What was the problem in Jesus’ day with oaths?

It was exactly what we have been seeing all along: the corruption of the heart.

People knew they were to keep their word, as we do. Above all, they knew if they had taken an oath they were to keep it. But the rabbis focused on the specific wording of the oath, distinguishing between those that were binding and those that were not. If the Bible said, “Keep the oaths you have made to the Lord,” such oaths were clearly binding. But what about oaths that were made only “to heaven” or “by the temple” or “by one’s life”? Were such oaths binding? An entire tractate of the Mishnah (Shebuoth) is given to distinguishing between oaths that had to be kept and those that did not. Jesus makes it clear,any failure to keep one’s word is a sin before God. So, for the righteous man there should be no need for oaths at all. On the contrary, a righteous man’s yes should be yes, and his no should be no.

These verses do not forbid oaths under formal occasions, as in a court of law, since the Bible contains examples of such oaths (see Rom. 1:9; 2 Cor. 1:23; Phil. 1:8; 1 Thess. 2:5, 10). Even God takes oaths (Heb. 6:17–19).

Always Seek Perfection

Matthew 5:48 Be you therefore perfect, even as your Father which is in heaven is perfect.

Jesus is not frustrating his hearers with an unachievable ideal but challenging them to grow in obedience to God’s will—to become more like him. J. Walvoord rightly observes, “While sinless perfection is impossible, godliness, in its biblical concept, is attainable.”

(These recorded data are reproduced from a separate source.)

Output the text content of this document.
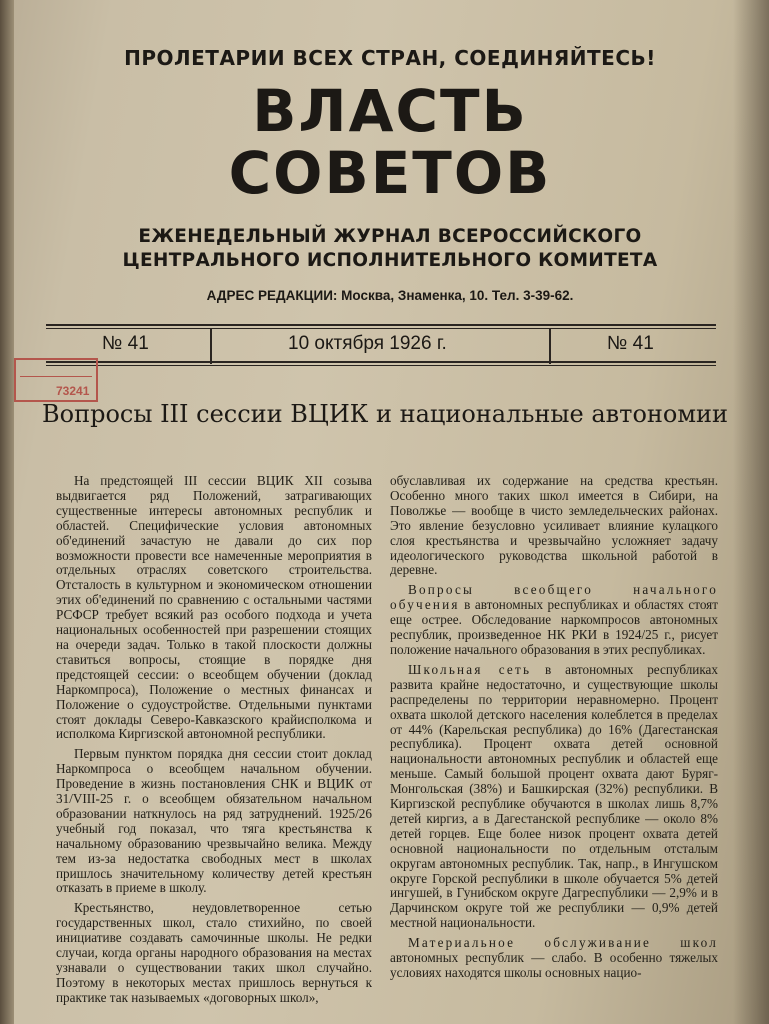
ПРОЛЕТАРИИ ВСЕХ СТРАН, СОЕДИНЯЙТЕСЬ!
ВЛАСТЬ
СОВЕТОВ
ЕЖЕНЕДЕЛЬНЫЙ ЖУРНАЛ ВСЕРОССИЙСКОГО
ЦЕНТРАЛЬНОГО ИСПОЛНИТЕЛЬНОГО КОМИТЕТА
АДРЕС РЕДАКЦИИ: Москва, Знаменка, 10. Тел. 3-39-62.
№ 41	10 октября 1926 г.	№ 41
73241
Вопросы III сессии ВЦИК и национальные автономии

На предстоящей III сессии ВЦИК XII созыва выдвигается ряд Положений, затрагивающих существенные интересы автономных республик и областей. Специфические условия автономных об'единений зачастую не давали до сих пор возможности провести все намеченные мероприятия в отдельных отраслях советского строительства. Отсталость в культурном и экономическом отношении этих об'единений по сравнению с остальными частями РСФСР требует всякий раз особого подхода и учета национальных особенностей при разрешении стоящих на очереди задач. Только в такой плоскости должны ставиться вопросы, стоящие в порядке дня предстоящей сессии: о всеобщем обучении (доклад Наркомпроса), Положение о местных финансах и Положение о судоустройстве. Отдельными пунктами стоят доклады Северо-Кавказского крайисполкома и исполкома Киргизской автономной республики.

Первым пунктом порядка дня сессии стоит доклад Наркомпроса о всеобщем начальном обучении. Проведение в жизнь постановления СНК и ВЦИК от 31/VIII-25 г. о всеобщем обязательном начальном образовании наткнулось на ряд затруднений. 1925/26 учебный год показал, что тяга крестьянства к начальному образованию чрезвычайно велика. Между тем из-за недостатка свободных мест в школах пришлось значительному количеству детей крестьян отказать в приеме в школу.

Крестьянство, неудовлетворенное сетью государственных школ, стало стихийно, по своей инициативе создавать самочинные школы. Не редки случаи, когда органы народного образования на местах узнавали о существовании таких школ случайно. Поэтому в некоторых местах пришлось вернуться к практике так называемых «договорных школ»,

обуславливая их содержание на средства крестьян. Особенно много таких школ имеется в Сибири, на Поволжье — вообще в чисто земледельческих районах. Это явление безусловно усиливает влияние кулацкого слоя крестьянства и чрезвычайно усложняет задачу идеологического руководства школьной работой в деревне.

Вопросы всеобщего начального обучения в автономных республиках и областях стоят еще острее. Обследование наркомпросов автономных республик, произведенное НК РКИ в 1924/25 г., рисует положение начального образования в этих республиках.

Школьная сеть в автономных республиках развита крайне недостаточно, и существующие школы распределены по территории неравномерно. Процент охвата школой детского населения колеблется в пределах от 44% (Карельская республика) до 16% (Дагестанская республика). Процент охвата детей основной национальности автономных республик и областей еще меньше. Самый большой процент охвата дают Буряг-Монгольская (38%) и Башкирская (32%) республики. В Киргизской республике обучаются в школах лишь 8,7% детей киргиз, а в Дагестанской республике — около 8% детей горцев. Еще более низок процент охвата детей основной национальности по отдельным отсталым округам автономных республик. Так, напр., в Ингушском округе Горской республики в школе обучается 5% детей ингушей, в Гунибском округе Дагреспублики — 2,9% и в Дарчинском округе той же республики — 0,9% детей местной национальности.

Материальное обслуживание школ автономных республик — слабо. В особенно тяжелых условиях находятся школы основных нацио-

But such godliness cannot be comprehensively formulated in a set of rules; the ethics of the sermon are suggestive, not exhaustive.

It is true that we will never be perfect in this life, but the perfections outlined in this sermon are still those for which we should aim and that we should increasingly attain by God’s grace and power in our lives. The form of verse 48 is exactly the same as Leviticus 19:2, with “holy” merely being displaced by “perfect” (“Be holy because I, the Lord your God, am holy”), and that Leviticus 19:2 is likewise urged on God’s people in the Bible.

Jesus is saying that the “direction in which the law has always pointed is not toward mere judicial restraints, concessions arising out of the hardness of men’s hearts, still less casuistry perversions, nor even to the ‘law of love. Instead, it pointed rather to all the perfection of God, exemplified by the authoritative interpretation of the law bound up in the preceding contrast. This perfection Jesus’ disciples must emulate if they are truly followers of him who fulfills the Law and the Prophets.